Being a garage dog wasn’t altogether bad for Buddy.
His job was to keep an eye on his owner’s garage. He barked if somebody came around at night. And though he lived outdoors, when it rained, sleeted or snowed, he could retreat under a trailer.
For his trouble, he got fed and watered every day.
There was the occasional kick from the owner.
But when Denny describes it to me, it sounds like the same thing you see in the grocery when a little one who hasn’t been taught better reaches for a box on the shelf and a mother threatens to beat his butt if he doesn’t start acting right.
“It’s like any creature,” Denny puts it. “If you don’t take the time to train them, that’s the next option.”
Buddy moved in with Denny, Brenda and Cooper after his owner had to go into the nursing home.
Denny promised he’d take Buddy if it came to that.
“Your word’s got to mean something.”
Plus, they had a history.
Knowing Buddy’s life, Denny would pick up an extra sausage-biscuit sandwich on the way over some mornings and watch Buddy take it down in two bites.
Aside from having a stick thrown at him every once in a while, that’s about all the attention Buddy got, which is why he’s now lapping it up like it’s just been invented.
The fact is, he’s acting like a lap dog.
But because at 90 pounds he resembles a black lab, that presents some practical problems.
About half of him fills my lap when I take my usual chair in the TV room.
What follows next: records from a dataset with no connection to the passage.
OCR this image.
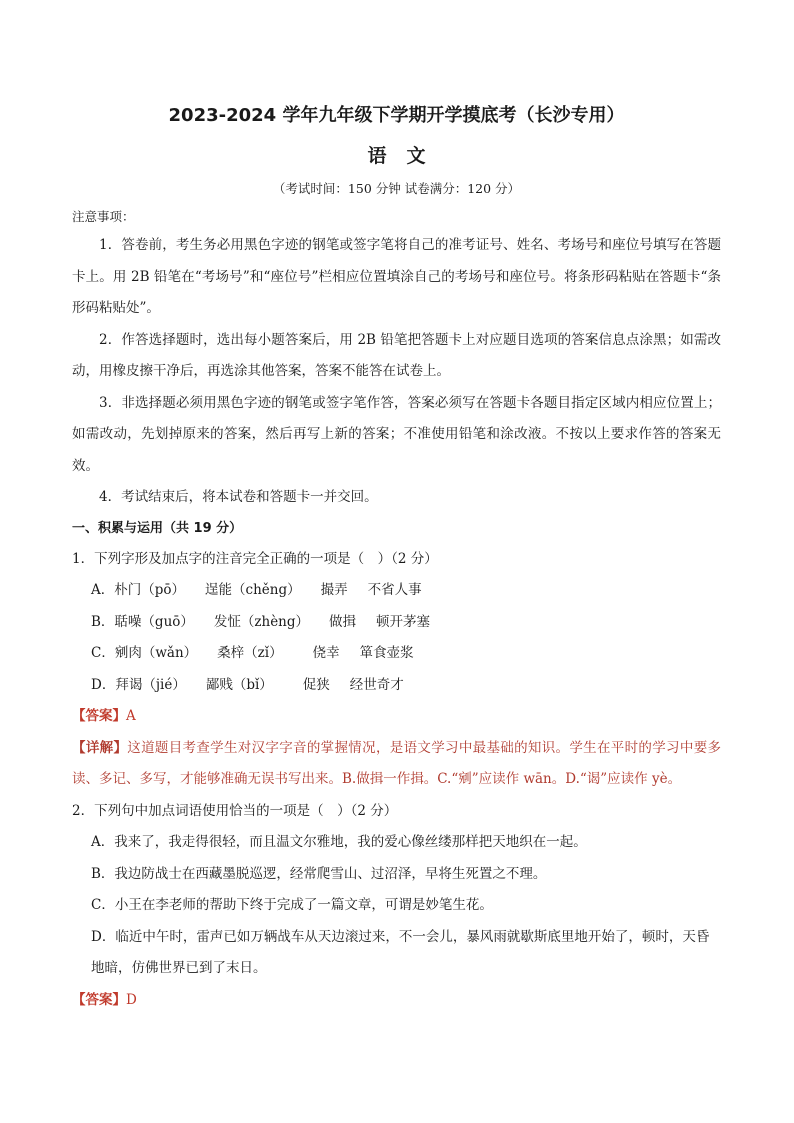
2023-2024 学年九年级下学期开学摸底考（长沙专用）
语文
（考试时间：150 分钟 试卷满分：120 分）
注意事项：

1．答卷前，考生务必用黑色字迹的钢笔或签字笔将自己的准考证号、姓名、考场号和座位号填写在答题卡上。用 2B 铅笔在“考场号”和“座位号”栏相应位置填涂自己的考场号和座位号。将条形码粘贴在答题卡“条形码粘贴处”。

2．作答选择题时，选出每小题答案后，用 2B 铅笔把答题卡上对应题目选项的答案信息点涂黑；如需改动，用橡皮擦干净后，再选涂其他答案，答案不能答在试卷上。

3．非选择题必须用黑色字迹的钢笔或签字笔作答，答案必须写在答题卡各题目指定区域内相应位置上；如需改动，先划掉原来的答案，然后再写上新的答案；不准使用铅笔和涂改液。不按以上要求作答的答案无效。

4．考试结束后，将本试卷和答题卡一并交回。

一、积累与运用（共 19 分）

1．下列字形及加点字的注音完全正确的一项是（　）（2 分）

A．朴门（pō） 逞能（chěng） 撮弄 不省人事

B．聒噪（guō） 发怔（zhèng） 做揖 顿开茅塞

C．剜肉（wǎn） 桑梓（zǐ） 侥幸 箪食壶浆

D．拜谒（jié） 鄙贱（bǐ） 促狭 经世奇才

【答案】A

【详解】这道题目考查学生对汉字字音的掌握情况，是语文学习中最基础的知识。学生在平时的学习中要多读、多记、多写，才能够准确无误书写出来。B.做揖一作揖。C.“剜”应读作 wān。D.“谒”应读作 yè。

2．下列句中加点词语使用恰当的一项是（　）（2 分）

A．我来了，我走得很轻，而且温文尔雅地，我的爱心像丝缕那样把天地织在一起。

B．我边防战士在西藏墨脱巡逻，经常爬雪山、过沼泽，早将生死置之不理。

C．小王在李老师的帮助下终于完成了一篇文章，可谓是妙笔生花。

D．临近中午时，雷声已如万辆战车从天边滚过来，不一会儿，暴风雨就歇斯底里地开始了，顿时，天昏地暗，仿佛世界已到了末日。

【答案】D
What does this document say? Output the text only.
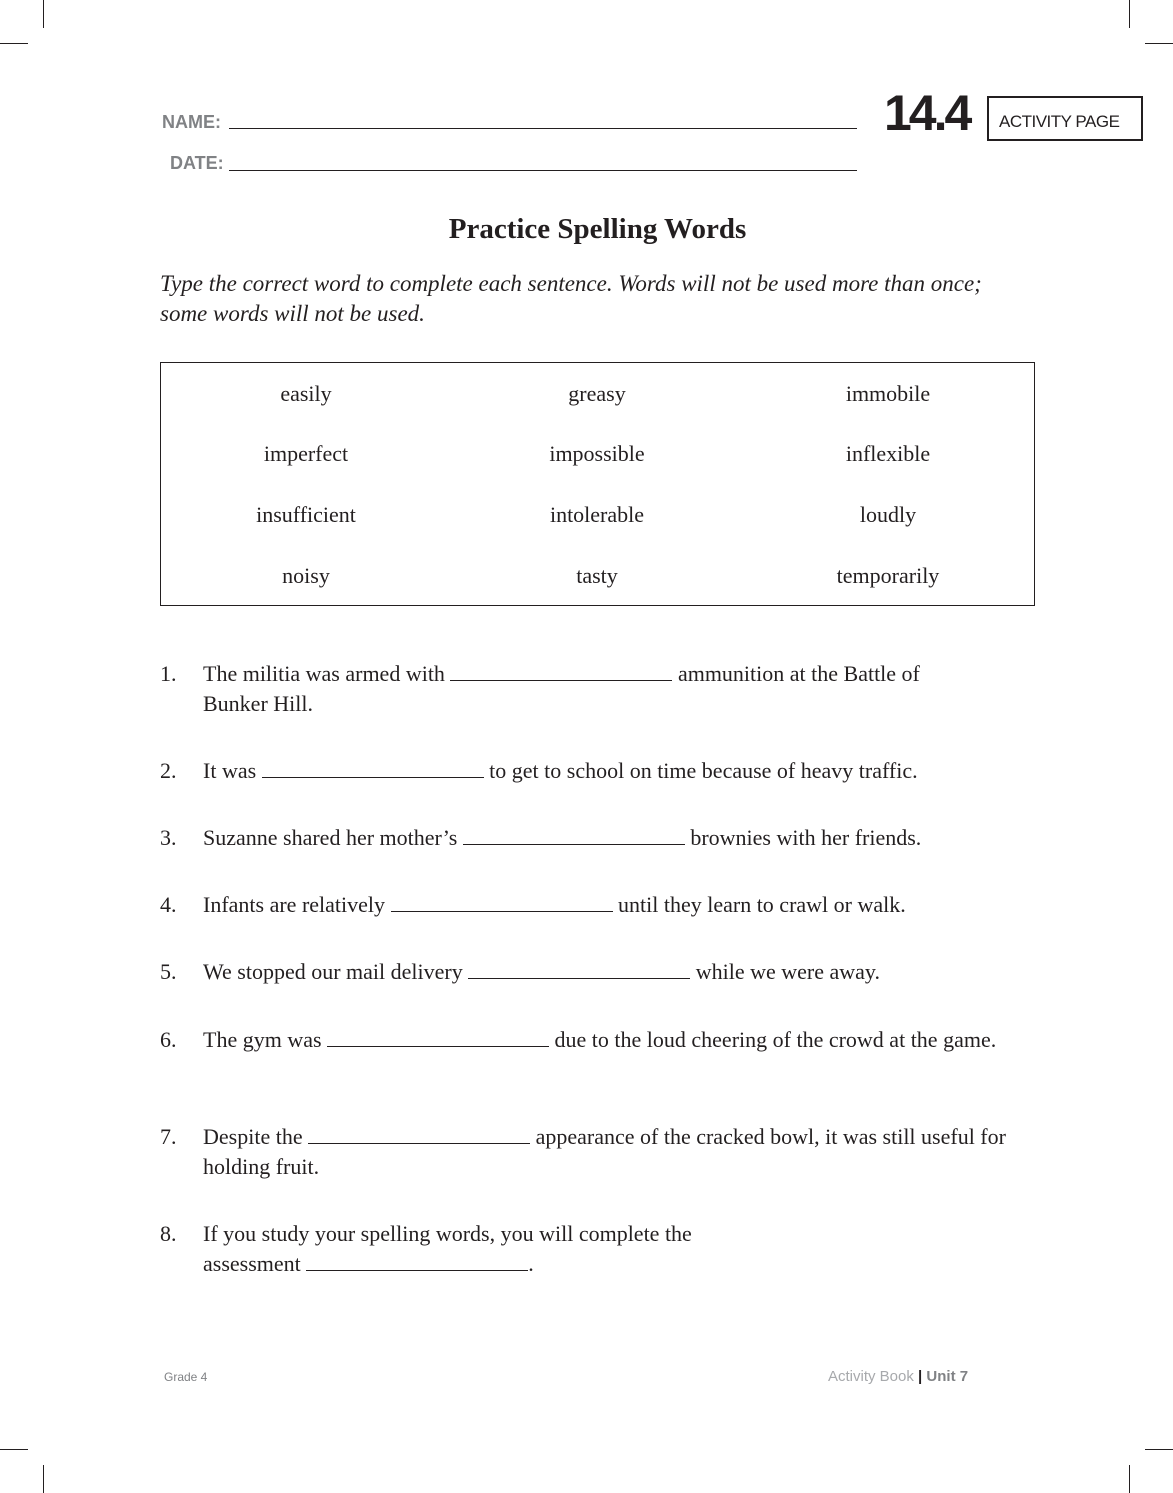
NAME:
DATE:
14.4	ACTIVITY PAGE
Practice Spelling Words
Type the correct word to complete each sentence. Words will not be used more than once; some words will not be used.
easily	greasy	immobile
imperfect	impossible	inflexible
insufficient	intolerable	loudly
noisy	tasty	temporarily
1. The militia was armed with	ammunition at the Battle of Bunker Hill.
2. It was	to get to school on time because of heavy traffic.
3. Suzanne shared her mother’s	brownies with her friends.
4. Infants are relatively	until they learn to crawl or walk.
5. We stopped our mail delivery	while we were away.
6. The gym was	due to the loud cheering of the crowd at the game.
7. Despite the	appearance of the cracked bowl, it was still useful for holding fruit.
8. If you study your spelling words, you will complete the assessment	.
Grade 4	Activity Book | Unit 7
The the other half kind of remains on the ground like some weird looking end table from a Klingon version of “Antiques Road Show.”
And although he enjoys being petted when he’s sideways across the lap, he prefers scooting his hind quarters around so he’s eye to eye with you and can put a big paw on each side of your neck like it’s a hug.
Lifting him off of me gave me an appreciation for what a small high school cheerleader might face disengaging from a linebacker’s goodnight kiss.
Cooper, who’s about Buddy’s age, has been good about welcoming a second dog into the house. There was that one time when Buddy and Cooper were playing socks and Buddy made the mistake of taking Cooper’s.
Denny could tell it was going bad and at the first snarl took the socks away and barked at the both of them. (It’s a talent he sometimes exercises on those of his own species.)
There also was the time Brenda spotted Buddy starting to hike a back leg in the house. That led to a quick introduction to the outdoor chain that gives access to the patio and back yard.
But mostly, Cooper has done the teaching.
“A good, trained dog is a good trainer of a dog,” Denny tells me. “I’ve always had my dogs train my dogs. When you’ve got someone showing them, they know what to do.”
The dog-teach-dog world gets around the language barrier with people, replacing it with “follow-me” demonstrations.
And Cooper’s smart enough to show Buddy the ropes.
He even knows the difference between a ride in the car promised for later today from one promised for tomorrow — and waits to put on hang dog look (nothing personal, Cooper) for the next day.
He’s also disciplined enough that he’ll not disturb a cheeseburger abandoned on a counter unless he’s told he can have it.
Denny was reminded that not all dogs are that way when two pieces of buttered bread disappeared from the table the other day and Buddy was about to help himself to some pasta.
Denny barked at Buddy again, and another lesson was learned.
So Buddy the garage dog is enjoying the great indoors. Like Cooper, he sits on the couch or floor watching Entertainment Tonight and goes for rides in the car.
“That’s the kind of life he’s going to have now. And I’m happy to do it for him,” Denny said.
Slowly, surely, parts of the real Buddy are coming out.
“And I like the real Buddy,” Denny said.
Somehow it made me wonder how something like this might unfold with a child named Buddy.